Apa yang harus kita lakukan? Tentu saja mencontoh suri teladan kita, Nabi Muhammad SAW, yang tetap sabar dan terus melakukan kebaikan, walaupun makian, hinaan beliau terima. Allah Swt telah mengajarkan di dalam Al-Qur’an, “Balaslah perbuatan buruk mereka dengan yg lebih baik. Kami lebih mengetahui apa yang mereka sifatkan.” (Q.S. Al-Mu’minun [23]: 96). Hadapi saja semua tantangan dan masalah yang kita hadapi dalam hidup ini dengan penuh syukur. Karena memang begitulah kehidupan berjalan. Terkadang berada di atas dan di lain waktu berada di bawah. Terkadang, perbuatan baik yang kita lakukan malah dibalas dengan kejahatan oleh orang lain. Oleh karenanya, manakala kita melakukan sesuatu, jangan pernah berharap bahwa kita akan memperoleh sambutan hangat atau balasan yang serupa dari orang yang bersangkutan. Karena jika itu yg terjadi, bersiap-siaplah kita merasakan kekecewaan yang dalam.
Islam adalah agama yang sangat menjunjung tinggi keadilan. Allah SWT juga memiliki nama lain yang berhubungan dengan keadilan seperti Al-‘Adl (Yang Maha Adil) atau Al-Hakim (Yang Maha Menghakimi). Di dalam Al-Qur’an sendiri juga dijelaskan bahwa segala perbuatan, baik ataupun buruk, sekecil apapun, pasti akan mendapat ganjaran dari Sang Maha Kuasa. “Barangsiapa yang mengerjakan kebaikan seberat dzarrah (biji atom), niscaya dia akan menerima (balasan)nya. Dan barangsiapa yang mengerjakan kejahatan seberat dzarrah (biji atom) pun, niscaya dia akan menerima (balasan)nya.” (QS. Al-Zalzalah [99]:7-8)

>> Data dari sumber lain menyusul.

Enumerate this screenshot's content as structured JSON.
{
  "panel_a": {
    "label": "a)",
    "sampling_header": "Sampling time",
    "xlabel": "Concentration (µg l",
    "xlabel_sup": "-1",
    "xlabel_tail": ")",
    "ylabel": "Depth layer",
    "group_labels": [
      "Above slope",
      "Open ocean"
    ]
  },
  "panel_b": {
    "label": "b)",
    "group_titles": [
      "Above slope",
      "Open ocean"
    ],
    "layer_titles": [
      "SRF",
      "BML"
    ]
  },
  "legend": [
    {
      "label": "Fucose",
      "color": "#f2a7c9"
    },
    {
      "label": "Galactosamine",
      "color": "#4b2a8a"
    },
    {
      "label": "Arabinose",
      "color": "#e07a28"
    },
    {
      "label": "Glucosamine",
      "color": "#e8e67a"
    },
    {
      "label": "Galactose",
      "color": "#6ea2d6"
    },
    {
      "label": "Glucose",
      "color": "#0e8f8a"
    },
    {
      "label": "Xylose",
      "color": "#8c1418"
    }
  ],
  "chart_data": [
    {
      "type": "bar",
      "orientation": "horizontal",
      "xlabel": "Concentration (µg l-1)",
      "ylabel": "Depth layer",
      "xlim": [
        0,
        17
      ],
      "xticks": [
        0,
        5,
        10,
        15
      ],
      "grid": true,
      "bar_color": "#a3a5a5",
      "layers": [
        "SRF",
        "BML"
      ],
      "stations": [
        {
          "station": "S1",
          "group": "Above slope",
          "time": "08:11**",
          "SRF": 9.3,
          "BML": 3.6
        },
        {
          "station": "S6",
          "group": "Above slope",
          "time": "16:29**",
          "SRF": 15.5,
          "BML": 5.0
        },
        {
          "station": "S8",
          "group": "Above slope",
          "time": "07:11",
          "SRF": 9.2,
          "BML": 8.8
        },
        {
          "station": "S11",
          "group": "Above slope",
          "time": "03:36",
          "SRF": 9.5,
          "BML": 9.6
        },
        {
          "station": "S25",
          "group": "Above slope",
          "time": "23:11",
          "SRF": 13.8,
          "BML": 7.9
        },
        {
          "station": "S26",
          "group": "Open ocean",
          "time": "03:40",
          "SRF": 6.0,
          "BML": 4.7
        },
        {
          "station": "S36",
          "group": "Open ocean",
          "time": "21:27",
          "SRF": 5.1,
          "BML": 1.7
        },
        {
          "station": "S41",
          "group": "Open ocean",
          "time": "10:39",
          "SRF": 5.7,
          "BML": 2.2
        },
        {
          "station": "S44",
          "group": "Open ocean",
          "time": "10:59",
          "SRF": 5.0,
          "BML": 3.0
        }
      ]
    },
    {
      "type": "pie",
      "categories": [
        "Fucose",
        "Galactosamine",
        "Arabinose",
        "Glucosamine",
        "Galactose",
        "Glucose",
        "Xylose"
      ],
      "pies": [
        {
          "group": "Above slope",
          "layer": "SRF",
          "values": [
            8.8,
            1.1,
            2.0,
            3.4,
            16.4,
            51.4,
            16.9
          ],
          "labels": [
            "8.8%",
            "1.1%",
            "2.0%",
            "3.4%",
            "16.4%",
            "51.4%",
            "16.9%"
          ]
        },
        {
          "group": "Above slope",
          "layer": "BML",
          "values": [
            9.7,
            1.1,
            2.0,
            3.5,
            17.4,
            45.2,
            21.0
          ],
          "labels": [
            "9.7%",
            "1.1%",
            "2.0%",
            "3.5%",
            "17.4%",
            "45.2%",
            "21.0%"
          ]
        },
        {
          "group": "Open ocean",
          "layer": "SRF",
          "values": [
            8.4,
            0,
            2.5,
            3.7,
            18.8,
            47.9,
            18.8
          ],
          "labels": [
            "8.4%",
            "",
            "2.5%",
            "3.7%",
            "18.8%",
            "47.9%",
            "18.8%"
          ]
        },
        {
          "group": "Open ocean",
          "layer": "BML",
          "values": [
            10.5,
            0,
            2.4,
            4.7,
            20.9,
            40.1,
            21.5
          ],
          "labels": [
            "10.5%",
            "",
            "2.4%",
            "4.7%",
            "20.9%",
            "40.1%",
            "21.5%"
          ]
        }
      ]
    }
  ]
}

Jadi, teman-teman sekalian, jangan khawatir untuk selalu berbuat baik. Kita harus meyakini bahwa Allah Maha Adil dan segala perbuatan kita pasti akan ada balasannya, baik di dunia ataupun di akhirat nanti. Jika kita berbuat baik, tentunya kebaikan pula balasan yang akan diberikan oleh Allah Swt. “Tidak ada balasan untuk kebaikan selain kebaikan pula.” (QS. Ar-Rahman [55]: 60).
Maka dari itu berbuat baiklah kepada siapapun, bahkan kepada orang yang telah berbuat jahat kepada kita. Mengapa? Karena kebaikan tersebut dilipatgandakan di sisi-Nya. Hal ini dijelaskan di dalam Al-Qur’an, “Mereka itu diberi pahala dua kali lipat disebabkan kesabaran mereka dan mereka menolak kejahatan dengan kebaikan dan sebagian dari apa yang telah Kami rezekikan kepada mereka, mereka nafkahkan.”(QS. Al-Qashash [28]:54)
Coba perhatikan juga ayat ini, “Siapa yang datang membawa kebaikan, baginya pahala yang lebih baik daripada kebaikannya itu; dan siapa yang datang membawa kejahatan, tidaklah diberi balasan kepada orang-orang yang telah mengerjakan kejahatan itu, melainkan seimbang dengan apa yang dahulu mereka kerjakan.” (SQ. Al-Qashash [28]:84)
Melihat janji-janji Allah SWT dalam kitabNya, maka kita tidak boleh ragu akan kebaikan yang kita lakukan kepada orang lain. Terserah orang lain akan membalasnya dengan baik atau jahat. Karena yang kita harapkan hanyalah ridho Allah SWT, habluminannas adalah salah satu cara menuju keridhaanNya, balasan di Hari Akhir kelak yang abadi.